Afganistan, Irak, Suriye, Libya ve Afrika ülkelerinde insanları sığınmacı durumuna sokup, yollarda, denizlerde ölmelerine neden olan, emperyalizmin Soğuk Savaş döneminden sonra atağa kalktığı paylaşım savaşıdır.
Türkiye’nin sınır komşusu sığınmacılara kapısını açması insani açıdan doğru bir tutumdur. Yapılması gereken Suriyeli sığınmacılara insanca yaşayabilecekleri olanakları sağlamak ve plan çerçevesinde ülkelerine dönüşleri için uluslararası düzeyde çaba harcamak, barış için çalışmaktır.
Türkiye’de kurulan kampların kapasitesi 4 milyon sığınmacıyı barındırmak için yeterli değildir. Bu nedenle sığınmacılar çoğu büyük kentler olmak üzere çeşitli kentlerde yoğunlaştılar. Ancak, daha önceki yazımda konu ettiğim gibi Suriyelilerin yaşam koşullarına ilişkin CHP’nin Bilim Kurulu’nun hazırladığı rapordaki veriler içler acısıdır.
Bazı Suriyelilerin günlük yaşamda yarattıkları sorun, suç işleme, bulundukları mahallede huzuru bozan davranışları bir yana çoğunluğu zor şartlarda yaşam mücadelesi vermektedir. Sözünü ettiğim raporda yer aldığı gibi kadın ve çocukların koşulları çok daha ağırdır.
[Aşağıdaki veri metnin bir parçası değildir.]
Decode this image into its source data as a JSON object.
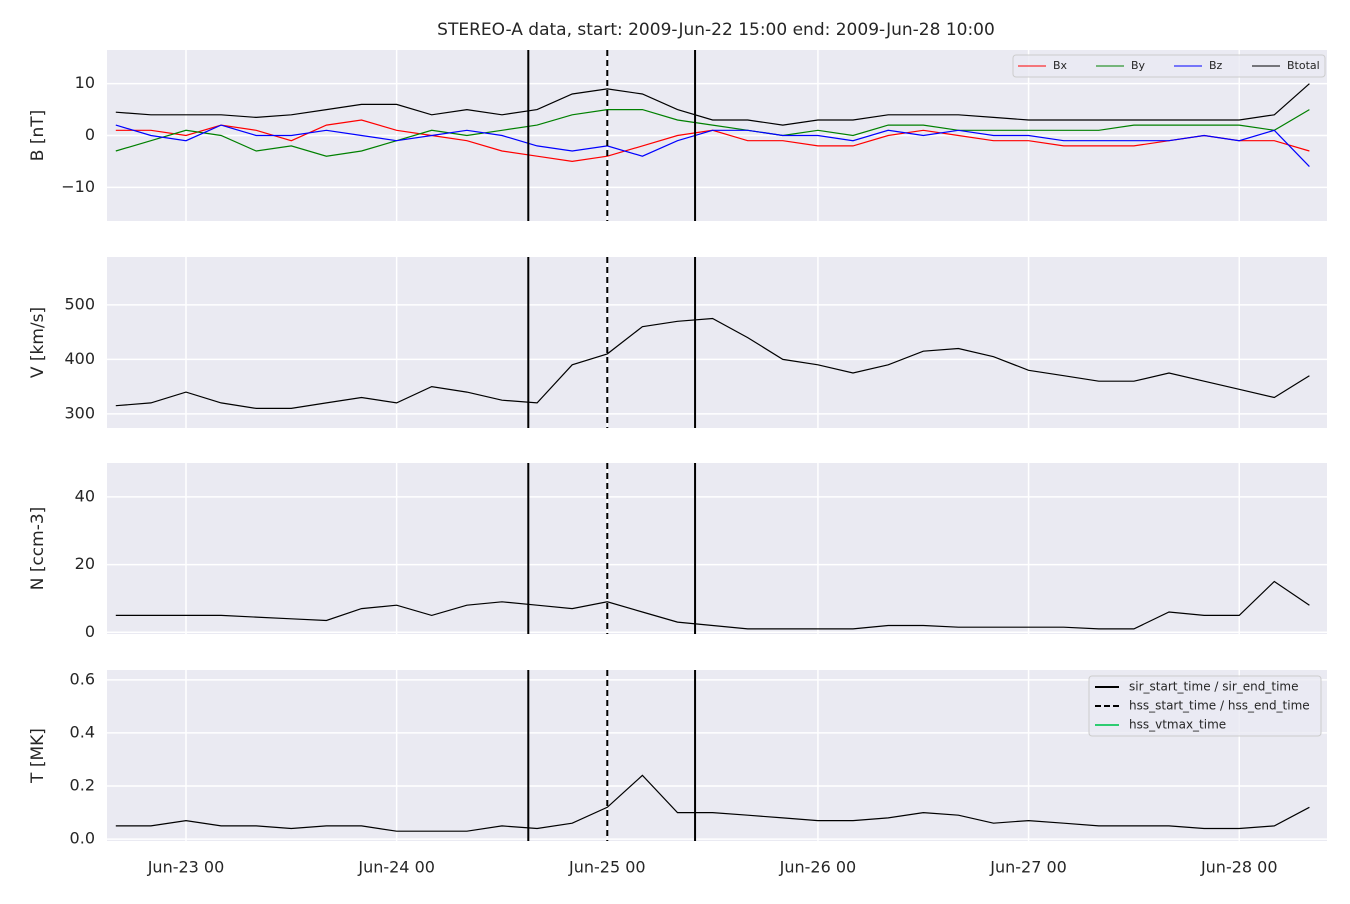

Bir diğer sorun, Suriyelilerin Kilis gibi Hatay gibi kentlerde giderek çoğunluk haline gelmeleridir. Durum, bu kentlerde demografik yapıyı değiştirecek, ekonomik ve sosyal yaşamı olumsuz etkileyecek, asayiş açısından da ileride tehdit oluşturacak boyutlara gelmiştir.
Hükümet bu sorunları çözemediği gibi bazı alanlarda sığınmacılara sağladığı “geçiş üstünlüğü, alt gelir grubunda yaşayan, iş bulmakta zorlanan Türk vatandaşlarına sağlanan olanakları daraltmakta ve bu da tepkiye neden olmaktadır.
Hükümetin politikaları bu sorunları çözmediği gibi ümmet anlayışı içinde Türkiye’ye yerleşmelerinde bir sakınca görmediğini ortaya koyuyor. Nüfus artış hızı yüksek olan Suriyeli sığınmacıların birkaç yıl içinde daha büyük bir kitle olacağı açıktır. Suriye’ye göç edenlerin büyük çoğunluğu Suriye’nin kuzeyinde yerleşik olan Sünni Araplardır. İçlerinde radikal İslam’a destek veren, radikal terör örgütlerinin kolayca yeşerdikleri ortamlardan gelenler de vardır.
Bu açıdan bakıldığında iktidarın birkaç yıl içinde sığınmacıların Türk vatandaşlığına geçmelerini kolaylaştırması, bu insanları AK Parti’nin yedek oy deposu gibi yetiştirme hesabı yaptığı yönündeki kuşku muhalefet cephesinde giderek öne çıkmaktadır.
Suriyeli sığınmacıların nüfusuna bakıldığında iktidarın 31 Mart yerel seçimlerinde ülke genelinde kaybettiği oyu telafi edecek bir seçmen desteği çıkarmasının mümkün olduğu söylenebilir.
Böyle bir hesap yapılıyorsa bu, Türkiye’nin sığınmacılara insani olarak değil siyasi hesapla kapıları açtığı eleştirilerini haklı çıkarır ki bu Türkiye’yi zor duruma sokar.
Sığınmacı sorunu, emperyalist ülkelerin yol açtığı ve sonra da sonuçlarını üstlenmediği insanlık suçunun doğurduğu bir sorundur. Türkiye de soruna bu gözle bakmalı, insani amaçla elinden gelen yardımı yaparken, gelişmiş ülkeleri zorlamalıdır. Türkiye de sığınmacı sorununa ulusal bir sorun gözüyle bakmalı, partiler üstü bir yaklaşımla, muhalefetin de desteğini alarak yardımcı olmalı ve nihai olarak mutlaka ülkelerine dönmelerini hedeflemelidir.